Koptu kopacak pazarlıklardan sonra ancak cumartesi sabahı noktalandı ve yine "hayati" addedilen AB zirvesi ertesinde yukarıdaki soruyu sormak gerekiyor.
Çünkü, Brüksel’deki doruk toplantısından çıkan sonuç iki yoruma da açık kapı bıraktı.
O halde, önce birinci varsayımı kabullenelim ve bardağın "dolu" olduğunu söyleyelim.
* * *
ÖYLE, zira yirmi yedi devlet ve hükümet başkan eninde sonunda anlaşmaya vardılar.
Ve aslına bakarsanız da, Belçika başkentinde gerçekleşen "23 Haziran Uzlaşması" öz itibariyle eskinin yenilenmesi anlamına geldi.
Başka bir deyişle, Fransa ve Hollanda referandumlarıyla reddedildiği için suya düşmüş olan Topluluk Anayasası bu defa "layt" biçimde onaylanmış oldu.
Çünkü, ortak bayrak, marş, para gibi kozmetikunsurların metinden çıkartılması ve oy mekanizması değişikliğinin 2014 yılına ertelenmesi bir yana, AB zirvesinde benimsenen karar yumağı, aşağı yukarı, söz konusu Anayasa’nın yüzde seksenini kapsayan bir içerik taşıdı.
Dolayısıyla da, bunu yukarıdaki "dolu" hanesinin en başına yazalım.
* * *
FAKAT şüphesiz, Paris Cumhurbaşkanı Nicolas Sarkozy’nin ısrarla kullandığı "basitleştirilmiş" deyimine rağmen Brüksel uzlaşması hiç mi hiç "basit" nitelik taşımıyor.
Tam tersine, gider eteri, gelir beteri hesabı, metnin kaleme almış olan ve "avrokrasi" denilen lisánın arkasında muazzam bir çetrefillik yatıyor. İçinden çıkabilen beri gelsin!
Ancak, daha ilk temel taşlarından itibaren AET inşaatının "sokaktaki adam"da "anlaşılmazlık" yarattığı ve yirmi yedi üyeli bir organizmayı "sıradanlaştırmak" da hemen hemen imkánsızlık taşıdığı için, bunu o kadar büyütmemek gerekiyor.
Tamam, dün olduğu gibi bugün de "yurttaşlar Avrupa’sı" hayali gerçeğe uzaktır.
Ama, yeni "Hükümetlerarası Konferans" ve önümüzdeki Aralık zirvesi ertesinde eğer rota tutturulursa, şöyle veya böyle, gemi yürüyecektir.
Peki de, o rota gerçekten de tutturulabilecek midir?
İşte, esas soru ve dolayısıyla da bardağın "boş" hacmi tam burada göz çıkartıyor.
* * *
EVET evet, bardak burada "boş"tur,çünkü yeni anlaşma ancak "biçim"e tekabül etti.
Kafa göz yarılarak sürdürülen pazarlık ertesinde, üstelik o bile kesinlik arzetmemek kaydıyla, cumartesi sabaha doğru sadece ve sadece "şekliyet" saptandı. Yöntemde anlaşıldı.

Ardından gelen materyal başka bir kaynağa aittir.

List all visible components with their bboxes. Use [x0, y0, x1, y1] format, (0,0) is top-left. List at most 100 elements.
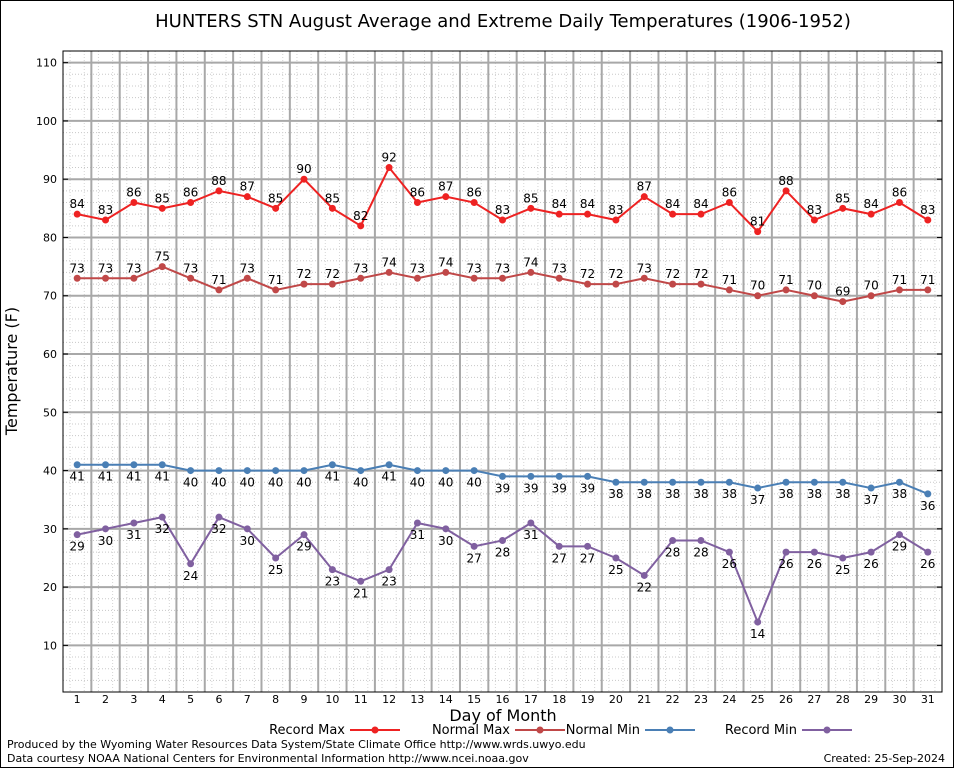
- record-min-point: [782, 548, 790, 556]
- record-min-point: [669, 536, 677, 544]
- normal-max-data-label: 74: [381, 255, 396, 269]
- record-max-data-label: 92: [381, 151, 396, 165]
- record-min-data-label: 26: [920, 557, 935, 571]
- record-min-data-label: 14: [750, 627, 765, 641]
- y-tick-label: 10: [43, 639, 57, 652]
- normal-min-data-label: 41: [381, 470, 396, 484]
- record-min-point: [754, 618, 762, 626]
- record-min-data-label: 30: [98, 534, 113, 548]
- x-tick-label: 30: [892, 693, 906, 706]
- y-tick-label: 100: [36, 115, 57, 128]
- record-max-point: [130, 199, 138, 207]
- normal-max-point: [300, 280, 308, 288]
- record-max-data-label: 87: [438, 180, 453, 194]
- record-max-data-label: 81: [750, 215, 765, 229]
- record-min-data-label: 28: [495, 545, 510, 559]
- normal-min-point: [442, 467, 450, 475]
- record-min-data-label: 21: [353, 586, 368, 600]
- record-max-point: [669, 210, 677, 218]
- normal-min-point: [272, 467, 280, 475]
- normal-min-data-label: 40: [268, 476, 283, 490]
- record-min-point: [187, 560, 195, 568]
- normal-min-point: [527, 472, 535, 480]
- y-tick-label: 40: [43, 465, 57, 478]
- x-tick-label: 22: [666, 693, 680, 706]
- x-tick-label: 4: [159, 693, 166, 706]
- normal-max-point: [187, 274, 195, 282]
- record-max-point: [725, 199, 733, 207]
- normal-min-data-label: 38: [807, 487, 822, 501]
- record-min-data-label: 27: [580, 551, 595, 565]
- normal-max-point: [158, 263, 166, 271]
- normal-min-data-label: 38: [722, 487, 737, 501]
- normal-max-point: [725, 286, 733, 294]
- record-min-point: [499, 536, 506, 544]
- record-min-point: [385, 566, 393, 574]
- record-max-point: [158, 204, 166, 212]
- normal-min-data-label: 39: [495, 481, 510, 495]
- normal-max-point: [839, 298, 847, 306]
- y-tick-label: 60: [43, 348, 57, 361]
- normal-min-data-label: 39: [523, 481, 538, 495]
- x-tick-label: 23: [694, 693, 708, 706]
- record-max-data-label: 83: [98, 203, 113, 217]
- normal-min-point: [640, 478, 648, 486]
- normal-min-data-label: 38: [835, 487, 850, 501]
- normal-min-point: [73, 461, 81, 469]
- record-max-point: [782, 187, 790, 195]
- record-min-point: [102, 525, 110, 533]
- record-min-point: [243, 525, 251, 533]
- record-min-data-label: 29: [296, 540, 311, 554]
- normal-max-data-label: 72: [580, 267, 595, 281]
- normal-max-point: [782, 286, 790, 294]
- normal-min-data-label: 41: [155, 470, 170, 484]
- record-max-point: [895, 199, 903, 207]
- record-min-point: [867, 548, 875, 556]
- normal-min-data-label: 38: [892, 487, 907, 501]
- normal-min-point: [612, 478, 620, 486]
- record-min-data-label: 26: [778, 557, 793, 571]
- normal-min-data-label: 39: [552, 481, 567, 495]
- normal-max-point: [669, 280, 677, 288]
- normal-max-data-label: 73: [183, 261, 198, 275]
- normal-max-point: [810, 292, 818, 300]
- normal-min-point: [810, 478, 818, 486]
- record-min-data-label: 25: [268, 563, 283, 577]
- normal-max-data-label: 71: [211, 273, 226, 287]
- record-max-data-label: 85: [523, 191, 538, 205]
- normal-min-data-label: 37: [750, 493, 765, 507]
- record-max-data-label: 84: [580, 197, 595, 211]
- normal-max-data-label: 73: [98, 261, 113, 275]
- record-max-data-label: 86: [183, 186, 198, 200]
- record-min-point: [470, 542, 478, 550]
- normal-min-data-label: 41: [325, 470, 340, 484]
- record-min-data-label: 26: [722, 557, 737, 571]
- normal-min-point: [328, 461, 336, 469]
- record-max-data-label: 86: [126, 186, 141, 200]
- record-max-data-label: 86: [892, 186, 907, 200]
- x-axis-title: Day of Month: [449, 706, 556, 725]
- legend-label-record-max: Record Max: [269, 723, 345, 738]
- x-tick-label: 11: [354, 693, 368, 706]
- record-min-point: [640, 571, 648, 579]
- record-max-data-label: 85: [268, 191, 283, 205]
- record-max-point: [442, 193, 450, 201]
- record-min-data-label: 28: [665, 545, 680, 559]
- normal-max-data-label: 73: [410, 261, 425, 275]
- normal-min-data-label: 38: [608, 487, 623, 501]
- normal-min-point: [867, 484, 875, 492]
- legend-label-normal-min: Normal Min: [566, 723, 640, 738]
- record-min-point: [130, 519, 138, 527]
- normal-min-data-label: 38: [637, 487, 652, 501]
- chart-title: HUNTERS STN August Average and Extreme D…: [155, 11, 851, 32]
- x-tick-label: 24: [722, 693, 736, 706]
- normal-max-point: [272, 286, 280, 294]
- normal-max-point: [499, 274, 506, 282]
- y-tick-label: 50: [43, 406, 57, 419]
- y-tick-label: 80: [43, 231, 57, 244]
- record-max-point: [187, 199, 195, 207]
- x-tick-label: 8: [272, 693, 279, 706]
- normal-max-point: [612, 280, 620, 288]
- record-max-point: [102, 216, 110, 224]
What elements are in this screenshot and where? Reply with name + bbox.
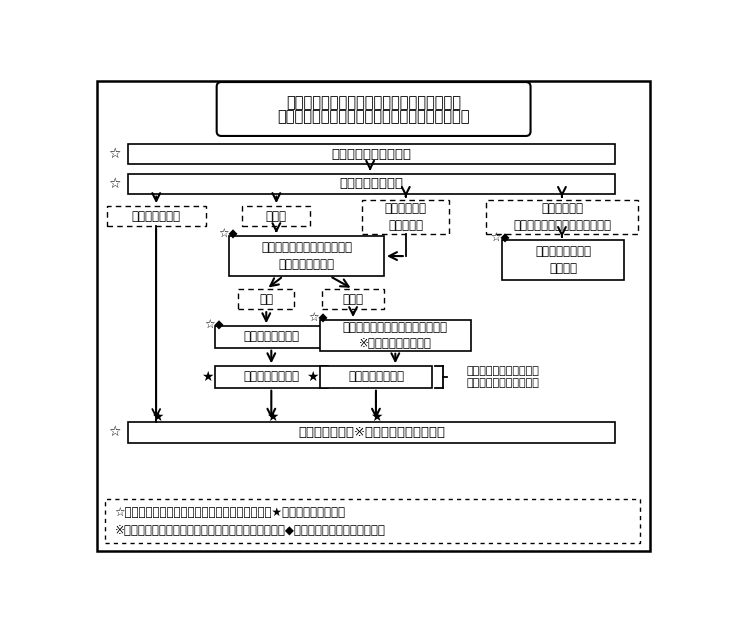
Text: その他の学校
（私立、当区以外の公立など）: その他の学校 （私立、当区以外の公立など） bbox=[513, 202, 611, 232]
Text: ★: ★ bbox=[370, 410, 383, 424]
Text: ～区民事務所で転入届・転居届を受理した場合～: ～区民事務所で転入届・転居届を受理した場合～ bbox=[277, 110, 470, 125]
Bar bbox=[215, 326, 327, 347]
Text: 希望申請書の受理: 希望申請書の受理 bbox=[243, 371, 300, 384]
Text: ☆◆: ☆◆ bbox=[308, 312, 328, 325]
Bar bbox=[322, 289, 384, 309]
Bar bbox=[486, 200, 637, 233]
Text: ★: ★ bbox=[305, 370, 319, 384]
Bar bbox=[502, 240, 624, 280]
Bar bbox=[105, 499, 640, 543]
Text: 可能: 可能 bbox=[260, 293, 273, 305]
Bar bbox=[242, 206, 311, 226]
Text: 不可能: 不可能 bbox=[343, 293, 364, 305]
Text: ☆: ☆ bbox=[108, 426, 120, 439]
Bar bbox=[362, 200, 449, 233]
Text: ★: ★ bbox=[201, 370, 214, 384]
Text: 指定校変更の申立: 指定校変更の申立 bbox=[348, 371, 404, 384]
Bar bbox=[229, 236, 384, 276]
Bar bbox=[215, 366, 327, 387]
Text: ☆: ☆ bbox=[108, 177, 120, 191]
Text: ☆◆: ☆◆ bbox=[204, 318, 223, 331]
Text: 隣接校以外の
区立小学校: 隣接校以外の 区立小学校 bbox=[385, 202, 426, 232]
Text: 通学区域の学校以外への
変更を認める場合に限る: 通学区域の学校以外への 変更を認める場合に限る bbox=[467, 366, 540, 388]
Bar bbox=[238, 289, 295, 309]
Text: ☆◆: ☆◆ bbox=[218, 227, 237, 240]
Text: 通学区域の学校: 通学区域の学校 bbox=[132, 210, 181, 222]
Text: 就学校の指定　※転入学通知書等の交付: 就学校の指定 ※転入学通知書等の交付 bbox=[298, 426, 445, 439]
Bar bbox=[128, 422, 615, 443]
Text: ★: ★ bbox=[151, 410, 163, 424]
Text: 転入届・転居届の提出: 転入届・転居届の提出 bbox=[332, 148, 412, 161]
Text: 希望申請書の交付: 希望申請書の交付 bbox=[243, 331, 300, 344]
Text: 隣接校: 隣接校 bbox=[266, 210, 286, 222]
Bar bbox=[106, 206, 206, 226]
Text: 就学希望校の確認: 就学希望校の確認 bbox=[340, 177, 404, 190]
Bar bbox=[320, 366, 432, 387]
Text: ☆◆: ☆◆ bbox=[491, 231, 510, 244]
Text: 就学校（通学区域の学校）の指定
※転入学通知書の交付: 就学校（通学区域の学校）の指定 ※転入学通知書の交付 bbox=[343, 321, 448, 350]
Text: 必要な届出・申請
等の案内: 必要な届出・申請 等の案内 bbox=[535, 245, 591, 275]
Bar bbox=[128, 173, 615, 193]
Text: 学校希望制度による申請が可
能かどうかを確認: 学校希望制度による申請が可 能かどうかを確認 bbox=[261, 241, 352, 271]
Text: ☆＝区民事務所（区役所出先機関）で処理　　　★＝教育委員会で処理: ☆＝区民事務所（区役所出先機関）で処理 ★＝教育委員会で処理 bbox=[114, 506, 346, 519]
Text: 小学校在学者の転入・転居者の就学事務手続: 小学校在学者の転入・転居者の就学事務手続 bbox=[286, 95, 461, 110]
Text: ★: ★ bbox=[266, 410, 278, 424]
Text: ※転入・転居届を区役所（区民課）で受理した場合、◆の処理についても教育委員会: ※転入・転居届を区役所（区民課）で受理した場合、◆の処理についても教育委員会 bbox=[114, 525, 385, 538]
Bar bbox=[128, 145, 615, 165]
Text: ☆: ☆ bbox=[108, 148, 120, 162]
FancyBboxPatch shape bbox=[217, 82, 531, 136]
Bar bbox=[320, 320, 471, 351]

Yani, genişlemeden küreselleşmeye veya ortak tarım politikasından iktisat ve çevre siyasetine, her bir kendi başına dev bir sorun oluşturan ve hiç şüphesiz ki AB’nin geleceğini belirleyecek olan konuların tek bir tanesi dahi "uzlaşma" çerçevesi içinde yer almadı.
Üstelik, Polonya’daki Kaczinski Biraderler’in paranoyak dayatmasından İngiltere’deki Tony Blair’in "kırmızı çizgiler"ine, daha sırf yukarıdaki "biçimsel ve yöntemsel" (!) tartışmalarda bile "kopuş noktası"na varılması, geleceği fazlasıyla karartmış oldu.
Varın, iş o öze ve içeriğe geldiğinde durumun ne denli vahimleşeceğini siz düşünün.
Dolayısıyla da, 23 Haziran kararları önemli bir ihtimalle, farklı halkalardan oluşacak "çok vitesli Avrupa"nın haberciliğini yaptı.
* * *
ÖTE yandan, özellikle Polonya konusundaki "yapıcı inisiyatif"inden ötürü Fransa Cumhurbaşkanı Sarkozy’nin zirve sırasında "pırıldadığını" itiraf etmemiz gerekiyor.
Zaten, aynı Fransa’nın Ankara’yla başlatılması öngörülen "euro müzakereleri"ni dün Brüksel’de "rahat" (!) veto etmesiyle bu "pırıldama" arasında sembolik bir ilişki bulunuyor.
Yarın konuyu Türkiye açısından daha ayrıntılı bir çerçevede ele alacağım.